François De Smet

C’est le moment de…(re)lire « Persepolis »

François De Smet président de DéFI 

Dans Persepolis, bande dessinée en quatre tomes réalisée entre 2000 et 2003, Marjane Satrapi raconte sa jeunesse en Iran, marquée par la transition brutale depuis la modernité occidentalisée et dictatoriale du Shah vers le régime islamiste liberticide issu de la révolution de 1979. Le voile en est un personnage récurrent.

Ce voile, Marjane ne le supporte pas, et ose en dénoncer le caractère sexiste, fût-ce par l’absurde. A l’université, son personnage a le courage de demander pourquoi les hommes, eux, n’ont pas à se vêtir pour se protéger du regard concupiscent des femmes.

En ces temps où un simple burkini déchaîne les passions estivales, relire Satrapi invite à distinguer ce qui relève du droit et ce qui relève de la compétition des convictions. Dans la course à l’échalote qu’est devenue la peur identitaire, le voile fait office d’épouvantail, ennemi des valeurs européennes qu’il corromprait inéluctablement. Problème : les valeurs européennes, justement, incluent la liberté de religion et leur libre expression, en ce compris dans l’espace public. Paradoxe : ces libertés ont été arrachées aux systèmes politico-religieux, à l’égard desquels les droits de l’homme se sont lentement et laborieusement affirmés. Bref : être européen, moderne, partisan des droits de l’homme (et de la femme), c’est être capable de faire la distinction entre des pratiques qu’on n’aime pas, mais qu’on reconnaît pouvoir exister, et ce que la loi doit permettre ou interdire. En particulier quand c’est le plus difficile.

C’est toute la difficulté du débat récurrent sur le voile, en ce compris dans son estivale séquence  » burkini  » : on peut trouver liberticide une interdiction tout en trouvant dangereux son objet. Dans toutes les religions, le voile invite à séparer le pur de l’impur. Oui, il serait légitime de le considérer doublement sexiste : d’une part, il réduit les femmes à leur sexualité soi-disant corruptrice, par le truchement paradoxal d’un habit supposé cacher le corps, et pourtant hypervisible par nature ; d’autre part, il réduit les hommes à des animaux saturés d’hormones qui seraient par défaut incapables de réfréner leurs pulsions à la vue de trois mèches de cheveux.

Et pourtant, le fait d’en appeler à la loi et à la restriction de la liberté d’expression n’est légitime que lorsque le barrage à la mixité est radical. Cohérente, dès lors, est l’interdiction du voile intégral au nom du vivre ensemble, car une démocratie nécessite un croisement des visages.
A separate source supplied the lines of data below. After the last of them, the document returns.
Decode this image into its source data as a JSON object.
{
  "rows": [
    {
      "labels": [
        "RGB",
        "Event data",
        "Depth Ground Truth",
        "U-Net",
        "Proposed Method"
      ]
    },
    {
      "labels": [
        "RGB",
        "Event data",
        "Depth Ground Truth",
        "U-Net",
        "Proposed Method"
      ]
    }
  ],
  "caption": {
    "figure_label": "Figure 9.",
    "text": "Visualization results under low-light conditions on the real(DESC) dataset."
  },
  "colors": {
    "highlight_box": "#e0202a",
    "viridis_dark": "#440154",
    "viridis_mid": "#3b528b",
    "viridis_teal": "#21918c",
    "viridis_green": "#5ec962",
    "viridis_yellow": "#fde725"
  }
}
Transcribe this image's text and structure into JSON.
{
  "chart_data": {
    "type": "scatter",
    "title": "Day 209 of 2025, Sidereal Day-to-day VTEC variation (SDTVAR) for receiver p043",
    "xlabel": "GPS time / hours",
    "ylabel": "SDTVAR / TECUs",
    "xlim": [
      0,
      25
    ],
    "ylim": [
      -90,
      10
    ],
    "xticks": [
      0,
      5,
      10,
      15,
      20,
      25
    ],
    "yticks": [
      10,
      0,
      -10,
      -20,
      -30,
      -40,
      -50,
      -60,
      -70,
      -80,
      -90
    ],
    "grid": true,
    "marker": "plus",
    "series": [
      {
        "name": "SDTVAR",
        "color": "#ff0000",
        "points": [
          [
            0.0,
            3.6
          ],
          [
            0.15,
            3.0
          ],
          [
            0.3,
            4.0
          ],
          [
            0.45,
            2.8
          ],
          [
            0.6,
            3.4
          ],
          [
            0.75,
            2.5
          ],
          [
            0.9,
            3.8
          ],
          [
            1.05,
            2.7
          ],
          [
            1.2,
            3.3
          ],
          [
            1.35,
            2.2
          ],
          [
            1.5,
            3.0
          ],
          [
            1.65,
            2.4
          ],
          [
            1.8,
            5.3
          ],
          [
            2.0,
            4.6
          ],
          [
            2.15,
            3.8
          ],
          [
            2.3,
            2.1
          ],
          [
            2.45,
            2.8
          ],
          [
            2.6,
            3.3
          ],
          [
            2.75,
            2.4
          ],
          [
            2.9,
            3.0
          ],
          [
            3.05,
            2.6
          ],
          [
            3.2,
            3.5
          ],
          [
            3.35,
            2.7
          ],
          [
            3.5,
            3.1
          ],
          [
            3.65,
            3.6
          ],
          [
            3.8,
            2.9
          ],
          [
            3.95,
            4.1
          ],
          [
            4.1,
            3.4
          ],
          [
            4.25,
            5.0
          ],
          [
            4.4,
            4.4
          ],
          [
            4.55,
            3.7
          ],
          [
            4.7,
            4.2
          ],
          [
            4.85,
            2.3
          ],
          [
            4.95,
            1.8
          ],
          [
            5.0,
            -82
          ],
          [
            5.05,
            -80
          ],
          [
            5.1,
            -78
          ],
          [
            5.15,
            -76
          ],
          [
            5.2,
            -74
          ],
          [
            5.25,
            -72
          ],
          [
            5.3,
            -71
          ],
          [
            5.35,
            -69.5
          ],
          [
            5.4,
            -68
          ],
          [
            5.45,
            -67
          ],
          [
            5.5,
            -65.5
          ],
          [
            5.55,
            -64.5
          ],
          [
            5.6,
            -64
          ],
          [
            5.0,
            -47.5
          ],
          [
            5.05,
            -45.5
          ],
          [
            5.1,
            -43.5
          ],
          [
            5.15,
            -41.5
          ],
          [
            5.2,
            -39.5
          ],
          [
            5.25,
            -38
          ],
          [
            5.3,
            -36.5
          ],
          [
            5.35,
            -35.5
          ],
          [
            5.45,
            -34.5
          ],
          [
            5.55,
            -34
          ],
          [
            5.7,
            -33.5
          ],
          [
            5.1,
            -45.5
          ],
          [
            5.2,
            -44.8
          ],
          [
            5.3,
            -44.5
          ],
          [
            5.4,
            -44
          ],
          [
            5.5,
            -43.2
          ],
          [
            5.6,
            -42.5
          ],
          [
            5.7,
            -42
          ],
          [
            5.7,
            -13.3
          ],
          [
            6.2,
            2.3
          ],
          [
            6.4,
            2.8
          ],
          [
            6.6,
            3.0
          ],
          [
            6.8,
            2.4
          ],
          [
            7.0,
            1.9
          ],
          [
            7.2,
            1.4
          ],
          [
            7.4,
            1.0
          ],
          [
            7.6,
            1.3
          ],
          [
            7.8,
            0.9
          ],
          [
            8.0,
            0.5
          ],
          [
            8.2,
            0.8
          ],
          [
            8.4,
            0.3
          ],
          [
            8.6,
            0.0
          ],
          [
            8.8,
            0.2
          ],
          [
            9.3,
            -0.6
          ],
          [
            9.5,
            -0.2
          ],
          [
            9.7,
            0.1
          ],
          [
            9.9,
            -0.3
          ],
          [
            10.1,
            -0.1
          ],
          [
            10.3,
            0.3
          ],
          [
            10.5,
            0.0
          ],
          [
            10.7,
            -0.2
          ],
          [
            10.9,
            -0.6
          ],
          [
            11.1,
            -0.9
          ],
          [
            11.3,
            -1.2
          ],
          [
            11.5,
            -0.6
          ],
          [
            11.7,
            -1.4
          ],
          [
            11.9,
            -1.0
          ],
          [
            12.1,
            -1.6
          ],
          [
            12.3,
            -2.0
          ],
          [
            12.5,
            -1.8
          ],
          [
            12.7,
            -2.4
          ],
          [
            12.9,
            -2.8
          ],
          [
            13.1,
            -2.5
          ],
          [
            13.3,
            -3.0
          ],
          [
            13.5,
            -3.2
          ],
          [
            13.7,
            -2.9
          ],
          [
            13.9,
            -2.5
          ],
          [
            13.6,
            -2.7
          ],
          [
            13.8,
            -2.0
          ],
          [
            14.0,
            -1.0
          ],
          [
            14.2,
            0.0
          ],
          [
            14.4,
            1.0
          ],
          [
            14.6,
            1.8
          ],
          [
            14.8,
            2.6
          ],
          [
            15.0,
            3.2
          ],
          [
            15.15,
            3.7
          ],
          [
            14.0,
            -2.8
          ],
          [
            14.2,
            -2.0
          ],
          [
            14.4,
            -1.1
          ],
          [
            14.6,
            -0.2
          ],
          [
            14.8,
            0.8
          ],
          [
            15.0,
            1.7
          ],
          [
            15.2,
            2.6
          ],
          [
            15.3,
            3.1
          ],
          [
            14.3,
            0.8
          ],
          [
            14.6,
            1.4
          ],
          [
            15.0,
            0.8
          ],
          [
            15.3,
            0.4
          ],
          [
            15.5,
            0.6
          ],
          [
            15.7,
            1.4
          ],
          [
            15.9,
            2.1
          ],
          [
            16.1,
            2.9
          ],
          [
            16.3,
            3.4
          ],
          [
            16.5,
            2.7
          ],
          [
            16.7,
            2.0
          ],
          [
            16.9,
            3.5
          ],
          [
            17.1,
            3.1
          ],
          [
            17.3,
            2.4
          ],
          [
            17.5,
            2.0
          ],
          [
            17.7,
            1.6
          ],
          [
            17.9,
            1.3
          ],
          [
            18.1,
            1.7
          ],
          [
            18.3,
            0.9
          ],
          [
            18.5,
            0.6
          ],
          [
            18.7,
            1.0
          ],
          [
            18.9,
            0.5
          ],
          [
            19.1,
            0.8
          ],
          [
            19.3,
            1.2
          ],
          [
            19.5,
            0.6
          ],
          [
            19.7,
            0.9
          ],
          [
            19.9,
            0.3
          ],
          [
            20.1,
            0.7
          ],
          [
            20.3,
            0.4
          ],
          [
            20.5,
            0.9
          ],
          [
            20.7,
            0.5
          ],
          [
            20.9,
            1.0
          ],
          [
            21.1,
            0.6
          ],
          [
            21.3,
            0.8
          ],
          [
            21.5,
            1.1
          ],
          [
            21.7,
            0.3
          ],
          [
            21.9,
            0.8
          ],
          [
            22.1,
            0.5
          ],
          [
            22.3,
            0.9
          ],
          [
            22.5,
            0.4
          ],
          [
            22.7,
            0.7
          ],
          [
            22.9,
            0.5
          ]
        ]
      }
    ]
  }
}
Normal, aussi, que le débat se pose pour les fillettes, car pour se considérer libre de couvrir ou non sa tête, encore faut-il qu’on ait pu échapper, dans l’enfance, au forgement d’une habitude invitant à faire d’un vêtement une partie de son corps.

En revanche, en voulant légiférer sur le burkini ou le voile simple dans la rue, les démocrates se fourvoient. Car si ne pas aimer le burkini fait aussi partie de la liberté de conviction, la bataille des valeurs se joue ailleurs. Comment ne pas voir qu’en tentant de régler toutes les situations par la loi, les Français se transforment précisément en ce que les religions ont de plus mortifère, c’est-à-dire la transformation de l’ensemble de la réalité en permis et en interdit, en halal et en haram ? Comment ne pas voir que ceux qui estiment que le burkini est un recul – ou non – doivent utiliser le débat, la culture, soit les seules vraies armes de la démocratie sur ce plan du long terme qu’est la bataille des esprits ? Comment ne pas voir, ainsi, qu’une bande dessinée racontant ce que peut produire un voile obligatoire dans les têtes fera croiser plus d’intelligences, même antagonistes, qu’un arrêté municipal sur une plage bradant une liberté fondamentale pour un peu de confort visuel et de réconfort identitaire ?

Persepolis, par Marjane Satrapi, éd. L’Association, 4 tomes, de 2000 à 2003.